I noticed a feed yesterday that Twitter was planning on including ads. To be honest I took this as a possible fait accompli and didn’t dive into the article.
But a dialogue on Twitter between Obvious’s Ev Williams and Techcrunch‘s Mike Arrington alerted me that someting was awry – the gist of it: “what has Duncan Riley done to piss off one of the Valleys entrepreneur heavyweights, this time.”
Turns out Duncan blogged on Techcrunch about Twitter becoming ad-supported without checking with the Twitter team. This has sparked a flame of comments about Duncan’s blogging, which I won’t dive into here – suffice it to say I really like having (at least one) an Aussie blogging for one of the bigger tech blogs. [An aside: this is of course a reference to the demise of Nik Cubrilovic as a Techcrunch insider and contributor]
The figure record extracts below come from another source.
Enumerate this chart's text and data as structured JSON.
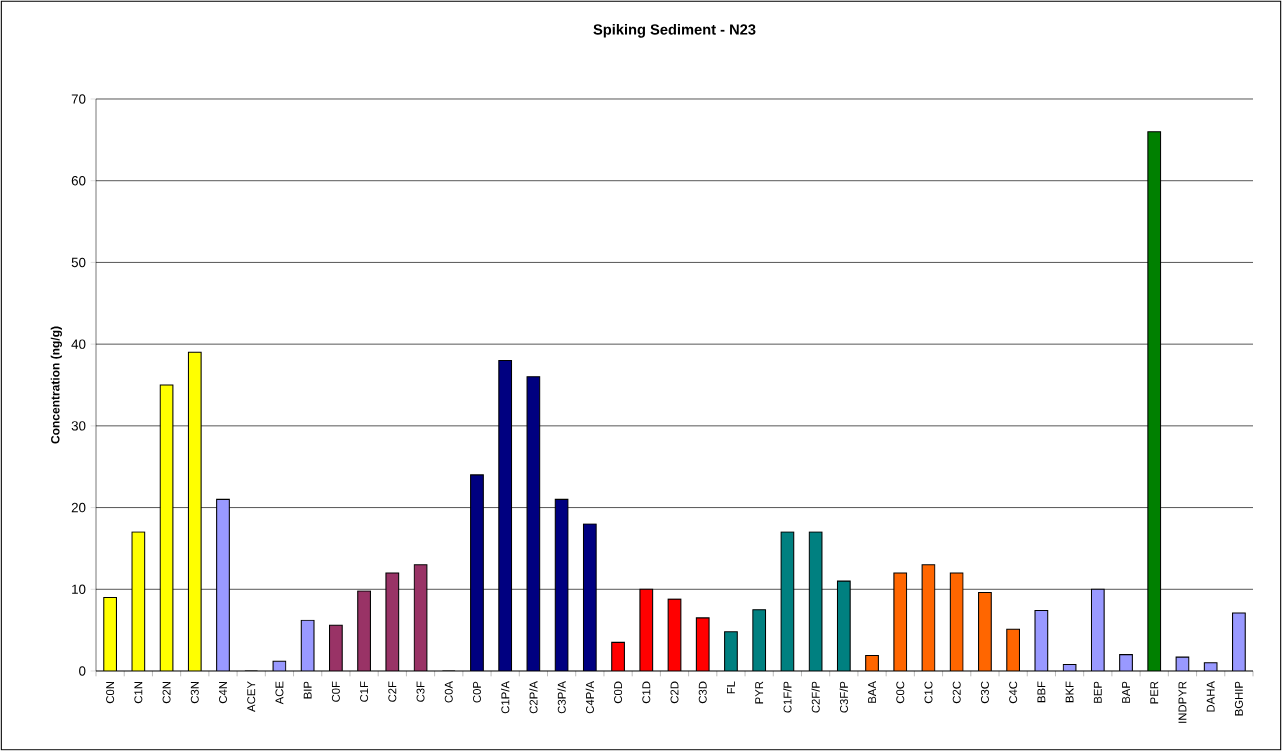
{
  "chart_data": {
    "type": "bar",
    "title": "Spiking Sediment - N23",
    "ylabel": "Concentration (ng/g)",
    "categories": [
      "C0N",
      "C1N",
      "C2N",
      "C3N",
      "C4N",
      "ACEY",
      "ACE",
      "BIP",
      "C0F",
      "C1F",
      "C2F",
      "C3F",
      "C0A",
      "C0P",
      "C1P/A",
      "C2P/A",
      "C3P/A",
      "C4P/A",
      "C0D",
      "C1D",
      "C2D",
      "C3D",
      "FL",
      "PYR",
      "C1F/P",
      "C2F/P",
      "C3F/P",
      "BAA",
      "C0C",
      "C1C",
      "C2C",
      "C3C",
      "C4C",
      "BBF",
      "BKF",
      "BEP",
      "BAP",
      "PER",
      "INDPYR",
      "DAHA",
      "BGHIP"
    ],
    "values": [
      9,
      17,
      35,
      39,
      21,
      0,
      1.2,
      6.2,
      5.6,
      9.8,
      12,
      13,
      0,
      24,
      38,
      36,
      21,
      18,
      3.5,
      10,
      8.8,
      6.5,
      4.8,
      7.5,
      17,
      17,
      11,
      1.9,
      12,
      13,
      12,
      9.6,
      5.1,
      7.4,
      0.8,
      10,
      2,
      66,
      1.7,
      1,
      7.1
    ],
    "colors": [
      "#ffff00",
      "#ffff00",
      "#ffff00",
      "#ffff00",
      "#9999ff",
      "#9999ff",
      "#9999ff",
      "#9999ff",
      "#993366",
      "#993366",
      "#993366",
      "#993366",
      "#000080",
      "#000080",
      "#000080",
      "#000080",
      "#000080",
      "#000080",
      "#ff0000",
      "#ff0000",
      "#ff0000",
      "#ff0000",
      "#008080",
      "#008080",
      "#008080",
      "#008080",
      "#008080",
      "#ff6600",
      "#ff6600",
      "#ff6600",
      "#ff6600",
      "#ff6600",
      "#ff6600",
      "#9999ff",
      "#9999ff",
      "#9999ff",
      "#9999ff",
      "#008000",
      "#9999ff",
      "#9999ff",
      "#9999ff"
    ],
    "ylim": [
      0,
      70
    ],
    "yticks": [
      0,
      10,
      20,
      30,
      40,
      50,
      60,
      70
    ],
    "grid": "y"
  }
}
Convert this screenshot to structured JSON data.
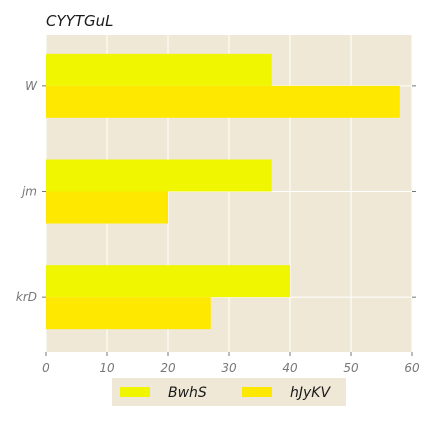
{
  "chart_data": {
    "type": "bar",
    "orientation": "horizontal",
    "title": "CYYTGuL",
    "xlabel": "",
    "ylabel": "",
    "categories": [
      "W",
      "jm",
      "krD"
    ],
    "xlim": [
      0,
      60
    ],
    "xticks": [
      0,
      10,
      20,
      30,
      40,
      50,
      60
    ],
    "grid": true,
    "legend_position": "bottom-center",
    "series": [
      {
        "name": "BwhS",
        "values": [
          37,
          37,
          40
        ],
        "color": "#f0f500"
      },
      {
        "name": "hJyKV",
        "values": [
          58,
          20,
          27
        ],
        "color": "#ffe800"
      }
    ],
    "colors": {
      "plot_background": "#efe8d6",
      "grid": "#ffffff",
      "tick_label": "#777777"
    }
  }
}
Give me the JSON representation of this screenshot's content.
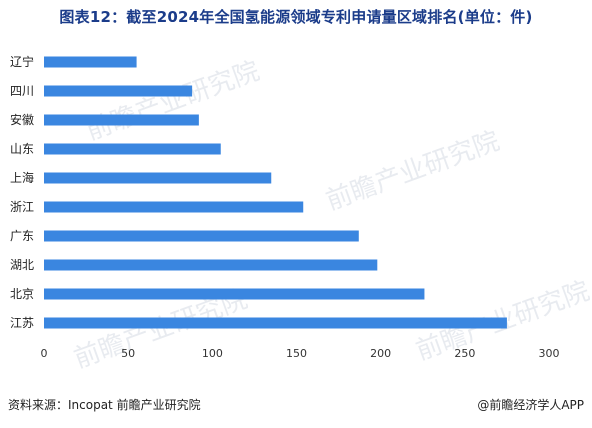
{
  "header": {
    "title": "图表12：截至2024年全国氢能源领域专利申请量区域排名(单位：件)"
  },
  "footer": {
    "source": "资料来源：Incopat 前瞻产业研究院",
    "brand": "@前瞻经济学人APP"
  },
  "watermark": {
    "text": "前瞻产业研究院"
  },
  "chart_data": {
    "type": "bar",
    "orientation": "horizontal",
    "title": "图表12：截至2024年全国氢能源领域专利申请量区域排名(单位：件)",
    "categories": [
      "辽宁",
      "四川",
      "安徽",
      "山东",
      "上海",
      "浙江",
      "广东",
      "湖北",
      "北京",
      "江苏"
    ],
    "values": [
      55,
      88,
      92,
      105,
      135,
      154,
      187,
      198,
      226,
      275
    ],
    "xlim": [
      0,
      300
    ],
    "xticks": [
      0,
      50,
      100,
      150,
      200,
      250,
      300
    ],
    "grid": false,
    "bar_color": "#3a86e0"
  }
}
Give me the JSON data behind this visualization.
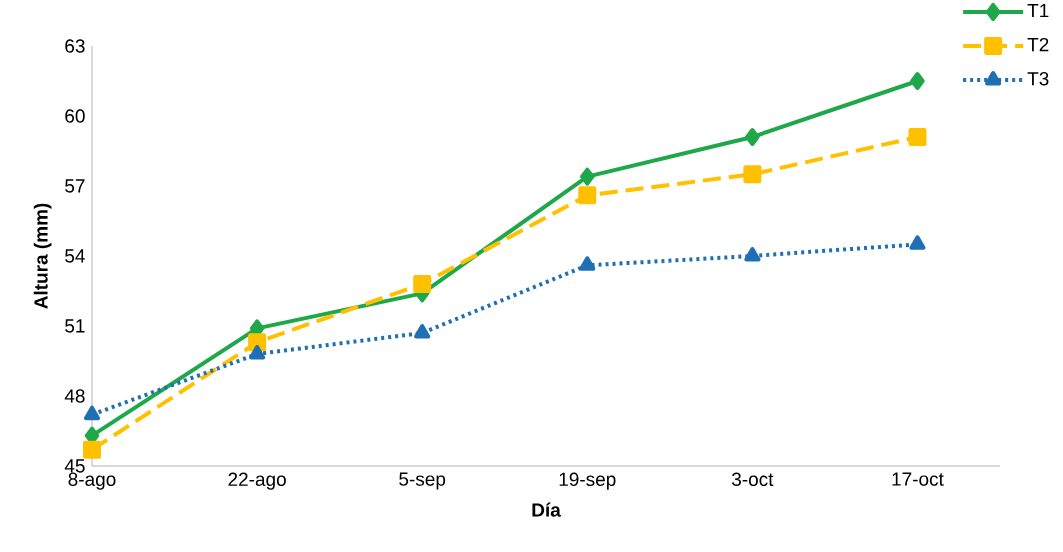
{
  "chart_data": {
    "type": "line",
    "xlabel": "Día",
    "ylabel": "Altura (mm)",
    "categories": [
      "8-ago",
      "22-ago",
      "5-sep",
      "19-sep",
      "3-oct",
      "17-oct"
    ],
    "series": [
      {
        "name": "T1",
        "color": "#1fa84a",
        "marker": "diamond",
        "line_style": "solid",
        "values": [
          46.3,
          50.9,
          52.4,
          57.4,
          59.1,
          61.5
        ]
      },
      {
        "name": "T2",
        "color": "#ffc000",
        "marker": "square",
        "line_style": "dashed",
        "values": [
          45.7,
          50.3,
          52.8,
          56.6,
          57.5,
          59.1
        ]
      },
      {
        "name": "T3",
        "color": "#1f6fb5",
        "marker": "triangle",
        "line_style": "dotted",
        "values": [
          47.2,
          49.8,
          50.7,
          53.6,
          54.0,
          54.5
        ]
      }
    ],
    "ylim": [
      45,
      63
    ],
    "yticks": [
      45,
      48,
      51,
      54,
      57,
      60,
      63
    ],
    "grid": false,
    "legend": "top right"
  }
}
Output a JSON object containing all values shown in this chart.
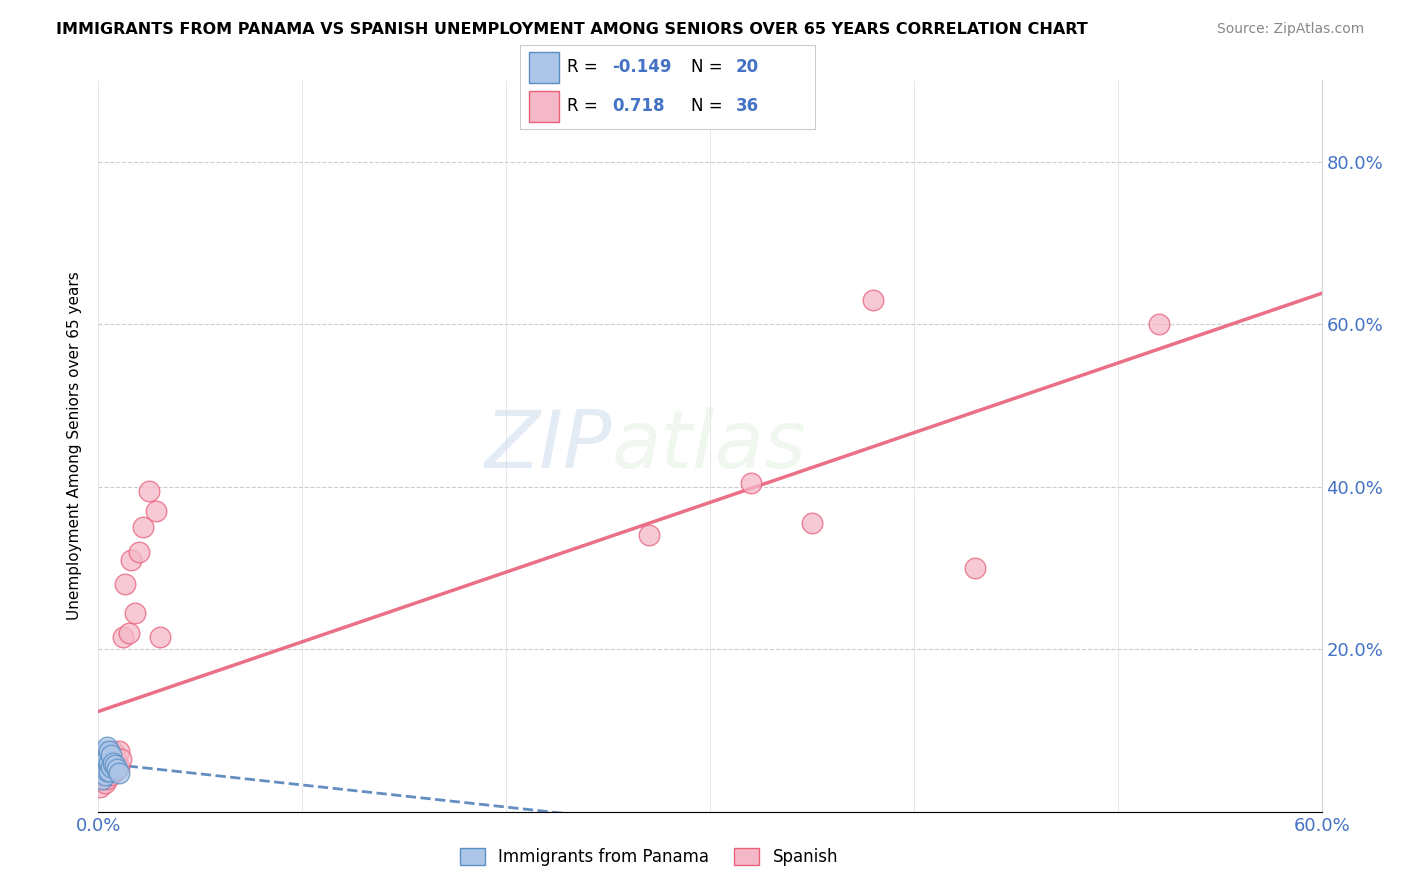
{
  "title": "IMMIGRANTS FROM PANAMA VS SPANISH UNEMPLOYMENT AMONG SENIORS OVER 65 YEARS CORRELATION CHART",
  "source": "Source: ZipAtlas.com",
  "ylabel": "Unemployment Among Seniors over 65 years",
  "xlim": [
    0.0,
    0.6
  ],
  "ylim": [
    0.0,
    0.9
  ],
  "x_tick_pos": [
    0.0,
    0.1,
    0.2,
    0.3,
    0.4,
    0.5,
    0.6
  ],
  "x_tick_labels": [
    "0.0%",
    "",
    "",
    "",
    "",
    "",
    "60.0%"
  ],
  "y_tick_pos": [
    0.0,
    0.2,
    0.4,
    0.6,
    0.8
  ],
  "y_tick_labels_right": [
    "",
    "20.0%",
    "40.0%",
    "60.0%",
    "80.0%"
  ],
  "panama_R": -0.149,
  "panama_N": 20,
  "spanish_R": 0.718,
  "spanish_N": 36,
  "panama_color": "#adc6e8",
  "spanish_color": "#f5b8c8",
  "panama_edge_color": "#5b8ec4",
  "spanish_edge_color": "#e8607a",
  "panama_line_color": "#4a7ab5",
  "spanish_line_color": "#e8607a",
  "watermark_zip": "ZIP",
  "watermark_atlas": "atlas",
  "panama_x": [
    0.001,
    0.001,
    0.002,
    0.002,
    0.002,
    0.003,
    0.003,
    0.003,
    0.004,
    0.004,
    0.004,
    0.005,
    0.005,
    0.005,
    0.006,
    0.006,
    0.007,
    0.008,
    0.009,
    0.01
  ],
  "panama_y": [
    0.05,
    0.06,
    0.04,
    0.055,
    0.07,
    0.045,
    0.06,
    0.075,
    0.05,
    0.065,
    0.08,
    0.05,
    0.06,
    0.075,
    0.055,
    0.07,
    0.06,
    0.058,
    0.052,
    0.048
  ],
  "spanish_x": [
    0.001,
    0.001,
    0.002,
    0.002,
    0.003,
    0.003,
    0.004,
    0.004,
    0.005,
    0.005,
    0.006,
    0.006,
    0.007,
    0.007,
    0.008,
    0.008,
    0.009,
    0.01,
    0.01,
    0.011,
    0.012,
    0.013,
    0.015,
    0.016,
    0.018,
    0.02,
    0.022,
    0.025,
    0.028,
    0.03,
    0.27,
    0.32,
    0.35,
    0.38,
    0.43,
    0.52
  ],
  "spanish_y": [
    0.03,
    0.05,
    0.04,
    0.06,
    0.035,
    0.055,
    0.04,
    0.065,
    0.05,
    0.07,
    0.045,
    0.06,
    0.055,
    0.075,
    0.05,
    0.07,
    0.06,
    0.055,
    0.075,
    0.065,
    0.215,
    0.28,
    0.22,
    0.31,
    0.245,
    0.32,
    0.35,
    0.395,
    0.37,
    0.215,
    0.34,
    0.405,
    0.355,
    0.63,
    0.3,
    0.6
  ]
}
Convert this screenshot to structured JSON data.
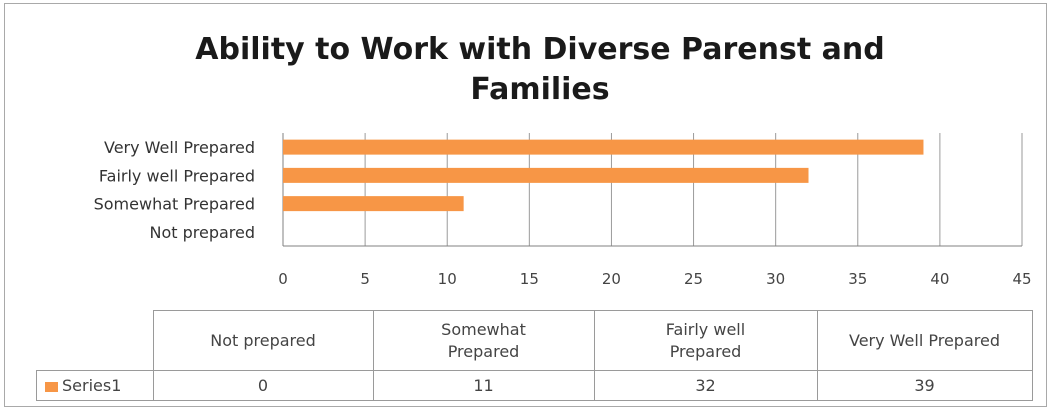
{
  "chart_data": {
    "type": "bar",
    "orientation": "horizontal",
    "title_line1": "Ability to Work with Diverse Parenst and",
    "title_line2": "Families",
    "categories": [
      "Not prepared",
      "Somewhat Prepared",
      "Fairly well Prepared",
      "Very Well Prepared"
    ],
    "series": [
      {
        "name": "Series1",
        "values": [
          0,
          11,
          32,
          39
        ],
        "color": "#f79646"
      }
    ],
    "xlim": [
      0,
      45
    ],
    "xticks": [
      "0",
      "5",
      "10",
      "15",
      "20",
      "25",
      "30",
      "35",
      "40",
      "45"
    ],
    "grid": true,
    "legend": "data-table",
    "table": {
      "headers": [
        "Not prepared",
        "Somewhat\nPrepared",
        "Fairly well\nPrepared",
        "Very Well Prepared"
      ],
      "series_label": "Series1",
      "values": [
        "0",
        "11",
        "32",
        "39"
      ]
    }
  }
}
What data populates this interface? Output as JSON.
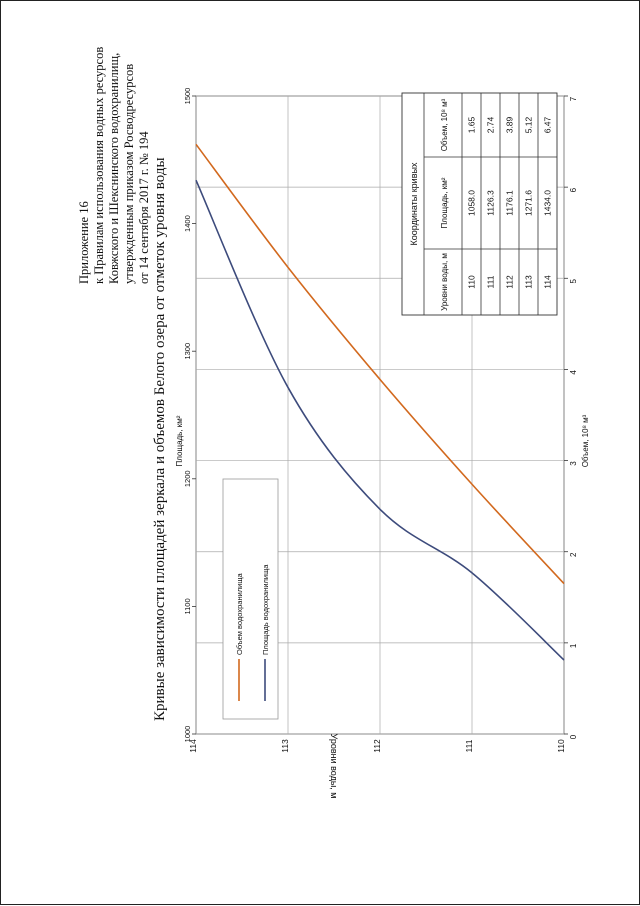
{
  "header": {
    "lines": [
      "Приложение 16",
      "к Правилам использования водных ресурсов",
      "Ковжского и Шекснинского водохранилищ,",
      "утвержденным приказом Росводресурсов",
      "от 14 сентября 2017 г. № 194"
    ]
  },
  "title": "Кривые зависимости площадей зеркала и объемов Белого озера от отметок уровня воды",
  "chart_data": {
    "type": "line",
    "y_axis": {
      "label": "Уровни воды, м",
      "range": [
        110,
        114
      ],
      "ticks": [
        "110",
        "111",
        "112",
        "113",
        "114"
      ]
    },
    "x_axis_bottom": {
      "label": "Объем, 10⁸ м³",
      "range": [
        0,
        7
      ],
      "ticks": [
        "0",
        "1",
        "2",
        "3",
        "4",
        "5",
        "6",
        "7"
      ]
    },
    "x_axis_top": {
      "label": "Площадь, км²",
      "range": [
        1000,
        1500
      ],
      "ticks": [
        "1000",
        "1100",
        "1200",
        "1300",
        "1400",
        "1500"
      ]
    },
    "grid": true,
    "legend_position": "upper-left",
    "series": [
      {
        "name": "Объем водохранилища",
        "color": "#d2691e",
        "axis": "bottom",
        "points": [
          [
            1.65,
            110
          ],
          [
            2.74,
            111
          ],
          [
            3.89,
            112
          ],
          [
            5.12,
            113
          ],
          [
            6.47,
            114
          ]
        ]
      },
      {
        "name": "Площадь водохранилища",
        "color": "#3d4b7c",
        "axis": "top",
        "points": [
          [
            1058.0,
            110
          ],
          [
            1126.3,
            111
          ],
          [
            1176.1,
            112
          ],
          [
            1271.6,
            113
          ],
          [
            1434.0,
            114
          ]
        ]
      }
    ],
    "table": {
      "title": "Координаты кривых",
      "headers": [
        "Уровни воды, м",
        "Площадь, км²",
        "Объем, 10⁸ м³"
      ],
      "rows": [
        [
          "110",
          "1058.0",
          "1.65"
        ],
        [
          "111",
          "1126.3",
          "2.74"
        ],
        [
          "112",
          "1176.1",
          "3.89"
        ],
        [
          "113",
          "1271.6",
          "5.12"
        ],
        [
          "114",
          "1434.0",
          "6.47"
        ]
      ]
    }
  }
}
What is perhaps more interesting though, is the question this raises around blogging versus old media. I agree with Nate Westheimer that veracity is paramount, but speed is soooo sweet too. Think about it – stories I’ve filed with the old media can take weeks to surface in the newspapers, whereas blog posts are instant. In addition, blogs can react quickly — see my previous post re Peerinfluence as a perfect example…
Where is the trend taking us though? I believe that old media will continue to wane as long as it makes readers wait for stories, but I also believe that blogging will continue to lift its game and the major blogs will get better at fact checking especially if they want to be seen as credible.